Fast alle Tennis- und Padelmarken bauen inzwischen eigene Padelschuhe – oft ist es ein Sandplatz-Tennisschuh mit angepasster Sohle, und das ist keine Schande:

  • Asics Gel-Padel Pro, Gel-Resolution, Gel-Game: Die Referenz für Dämpfung und Stabilität; Fischgrät-Sohle, meist der Turnierspieler-Schuh.
  • Babolat Jet Premura, Movea, Sensa: Leicht und schnell, mit Michelin-Sohle; die Premura ist der Schuh vieler Profis.
  • Bullpadel Vertex, Hack Hybrid Fly, Performance: Aus dem Padel gedacht, mit Hybrid- oder Fischgrät-Sohle.
  • Adidas Adipower, Barricade, Solematch: Stabil und eher schwer, gut für breitere Füße.
  • HEAD Sprint Pro, Motion Pro: Mittlere Dämpfung, ausgewogene Passform.
  • K-Swiss Express, Hypercourt; Wilson Rush Pro: Preiswerte Alternativen mit solider Sohle.

Preise: 70 bis 100 Euro für gute Einsteigermodelle, 100 bis 160 Euro für die Topmodelle. Der Aufpreis bringt vor allem Stabilität und Haltbarkeit, nicht Grip – Grip kommt von der richtigen Sohle.

Pflege und Haltbarkeit: wann neue Schuhe?

Bei zwei Einheiten pro Woche hält ein Padelschuh sechs bis zwölf Monate. Das erste, was nachlässt, ist das Profil an der Innenseite des Vorfußes – dort, wo du beim Seitwärtsschritt abstößt. Ist es glatt, rutschst du unkontrolliert, und es wird Zeit für neue.

Drei Regeln verlängern das Leben: Nach dem Spielen den Sand aus dem Profil klopfen (er wirkt sonst wie Schmirgel), die Schuhe nicht in der Sporttasche lassen (Feuchtigkeit löst den Kleber), und nie in die Waschmaschine – die Dämpfung nimmt es übel. Und: ein zweites Paar für draußen, wenn du regelmäßig auf Außenplätzen spielst; dort verschleißt die Sohle doppelt so schnell.

Wenn der Schuh sitzt, fehlt nur noch das Match: Der Turnierkalender zeigt Turniere nach Level, der Platzfinder freie Plätze in deiner Nähe. Und für die Frage nach dem Schläger gibt es den Schläger-Finder.

Häufige Fragen

Kann ich Tennisschuhe zum Padel nehmen?

Ja, wenn es Sandplatz-Tennisschuhe mit Fischgrät-Sohle sind – die sind für Padel auf sandigem Kunstrasen praktisch identisch mit Padelschuhen. Hartplatz-Tennisschuhe mit glatter Sohle rutschen dagegen, und Hallenschuhe mit heller Gummisohle bleiben kleben.

Fischgrät oder Omni: Welche Sohle ist besser?

Kommt auf den Platz an. Viel Sand: Fischgrät (greift und rutscht kontrolliert). Wenig Sand oder harter Hallenbelag: Omni (mehr Grip, weniger Gleiten). Wer auf wechselnden Plätzen spielt, nimmt eine Hybrid-Sohle.
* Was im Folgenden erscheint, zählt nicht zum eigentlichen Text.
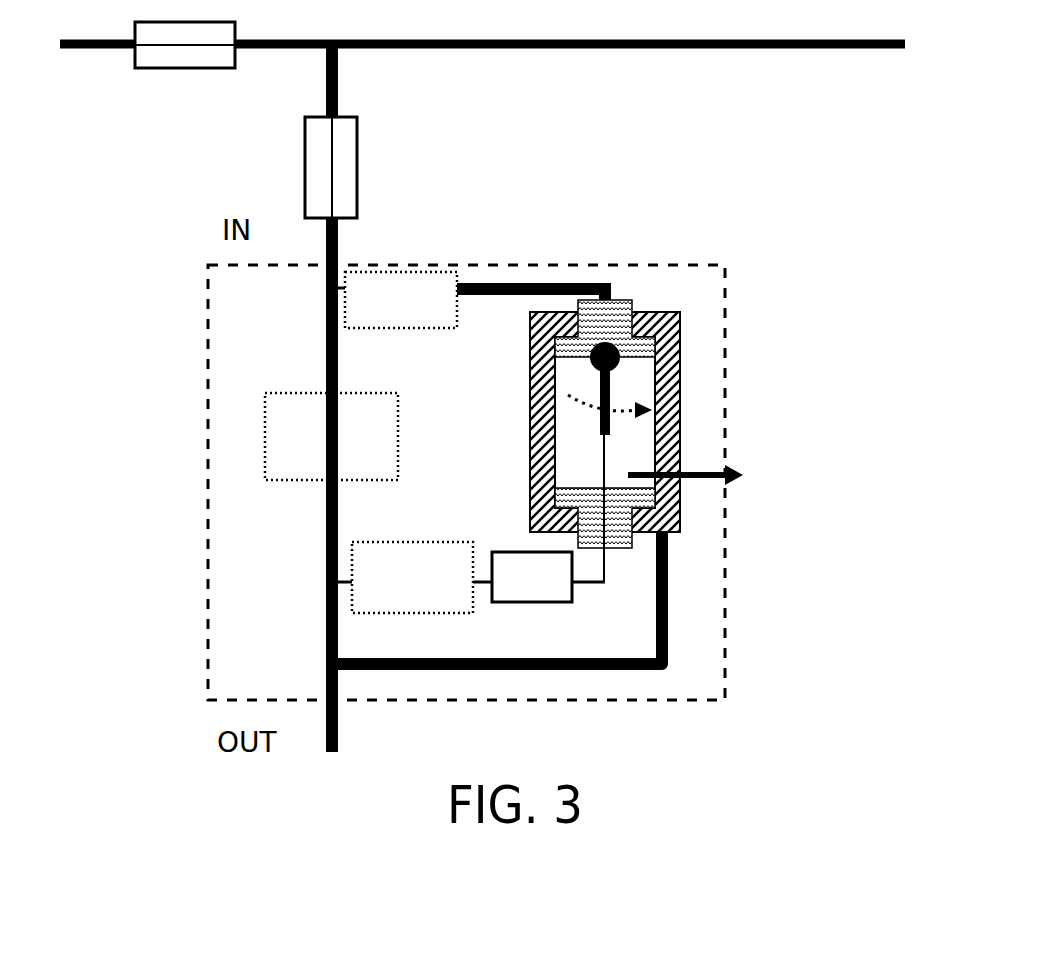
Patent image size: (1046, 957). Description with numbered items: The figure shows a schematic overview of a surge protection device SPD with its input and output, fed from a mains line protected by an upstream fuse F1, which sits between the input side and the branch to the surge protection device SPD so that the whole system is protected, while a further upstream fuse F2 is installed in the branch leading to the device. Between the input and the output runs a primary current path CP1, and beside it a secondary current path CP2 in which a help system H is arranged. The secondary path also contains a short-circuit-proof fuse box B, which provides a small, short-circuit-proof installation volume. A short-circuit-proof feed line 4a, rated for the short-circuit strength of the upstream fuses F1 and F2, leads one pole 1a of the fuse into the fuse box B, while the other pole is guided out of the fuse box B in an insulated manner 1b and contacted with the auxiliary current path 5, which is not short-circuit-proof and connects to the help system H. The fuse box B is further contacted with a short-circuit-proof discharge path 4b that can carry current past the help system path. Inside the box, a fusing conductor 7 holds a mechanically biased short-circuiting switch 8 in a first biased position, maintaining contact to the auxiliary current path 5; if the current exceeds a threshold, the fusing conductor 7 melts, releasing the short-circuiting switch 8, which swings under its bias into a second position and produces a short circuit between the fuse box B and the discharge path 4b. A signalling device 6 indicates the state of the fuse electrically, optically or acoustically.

The upstream fuse F1 is at (185, 71).
The upstream fuse F2 is at (360, 167).
The primary current path CP1 is at (331, 436).
The secondary current path CP2 is at (415, 442).
The help system H is at (532, 577).
The surge protection device SPD is at (728, 399).
The feed line 4a is at (490, 285).
The pole of the fuse 1a is at (633, 300).
The fuse box B is at (680, 335).
The short-circuiting switch 8 is at (613, 405).
The fusing conductor 7 is at (610, 475).
The signalling device 6 is at (743, 470).
The discharge path 4b is at (668, 565).
The insulated guide 1b is at (637, 495).
The auxiliary current path 5 is at (598, 592).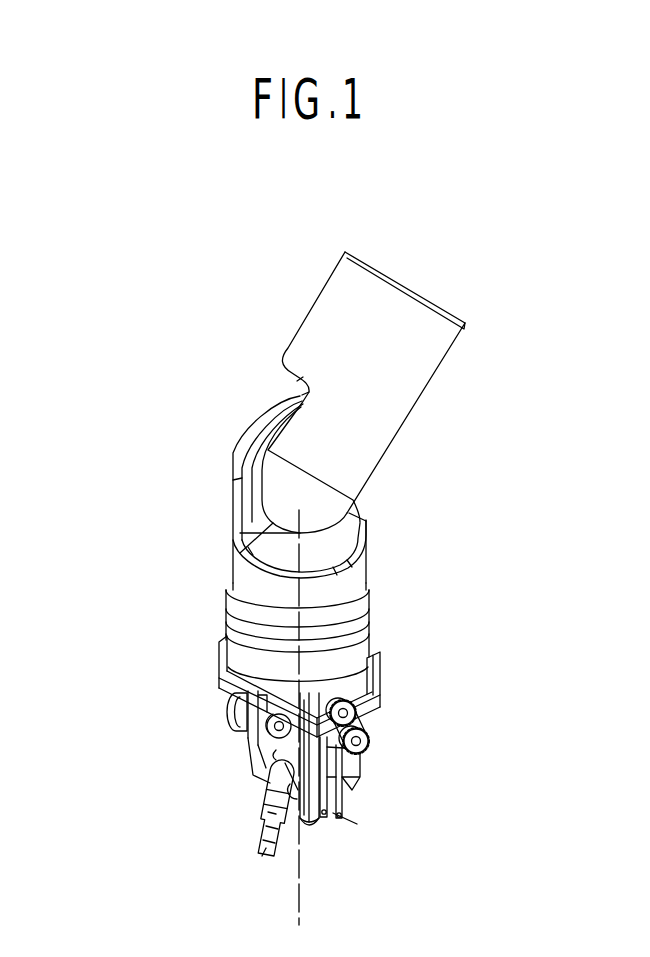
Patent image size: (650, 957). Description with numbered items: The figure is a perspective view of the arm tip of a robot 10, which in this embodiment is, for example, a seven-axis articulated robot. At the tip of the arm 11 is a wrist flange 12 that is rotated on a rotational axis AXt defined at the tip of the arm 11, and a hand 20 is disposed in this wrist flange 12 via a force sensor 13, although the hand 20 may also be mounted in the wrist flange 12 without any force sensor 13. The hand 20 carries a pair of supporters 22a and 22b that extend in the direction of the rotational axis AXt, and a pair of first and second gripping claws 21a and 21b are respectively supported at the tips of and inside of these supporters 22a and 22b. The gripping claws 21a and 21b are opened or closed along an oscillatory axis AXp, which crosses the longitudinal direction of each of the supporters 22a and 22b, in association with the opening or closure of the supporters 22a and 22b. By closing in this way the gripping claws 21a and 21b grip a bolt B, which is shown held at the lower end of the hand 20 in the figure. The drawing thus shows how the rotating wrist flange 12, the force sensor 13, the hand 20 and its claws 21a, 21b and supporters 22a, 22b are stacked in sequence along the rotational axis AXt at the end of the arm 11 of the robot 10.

Wie oft brauche ich neue Padelschuhe?

Bei zwei Einheiten pro Woche etwa alle sechs bis zwölf Monate. Entscheidend ist das Profil am Vorfuß innen: Ist es glatt, rutschst du weg – dann sind neue fällig, auch wenn der Schuh sonst gut aussieht.

Welche Größe bei Padelschuhen?

Normale Größe, mit einer Daumenbreite Platz vor den Zehen. Beim harten Stopp schiebt der Fuß nach vorn; ist der Schuh zu knapp, gibt es blaue Zehennägel. Zwischen zwei Größen die größere nehmen, nachmittags anprobieren.

Was kosten gute Padelschuhe?

70 bis 100 Euro für solide Einsteigermodelle, 100 bis 160 Euro für die Topmodelle der großen Marken. Der Grip kommt von der Sohle, nicht vom Preis – ein 80-Euro-Schuh mit der richtigen Sohle spielt sich besser als ein 150-Euro-Schuh mit der falschen.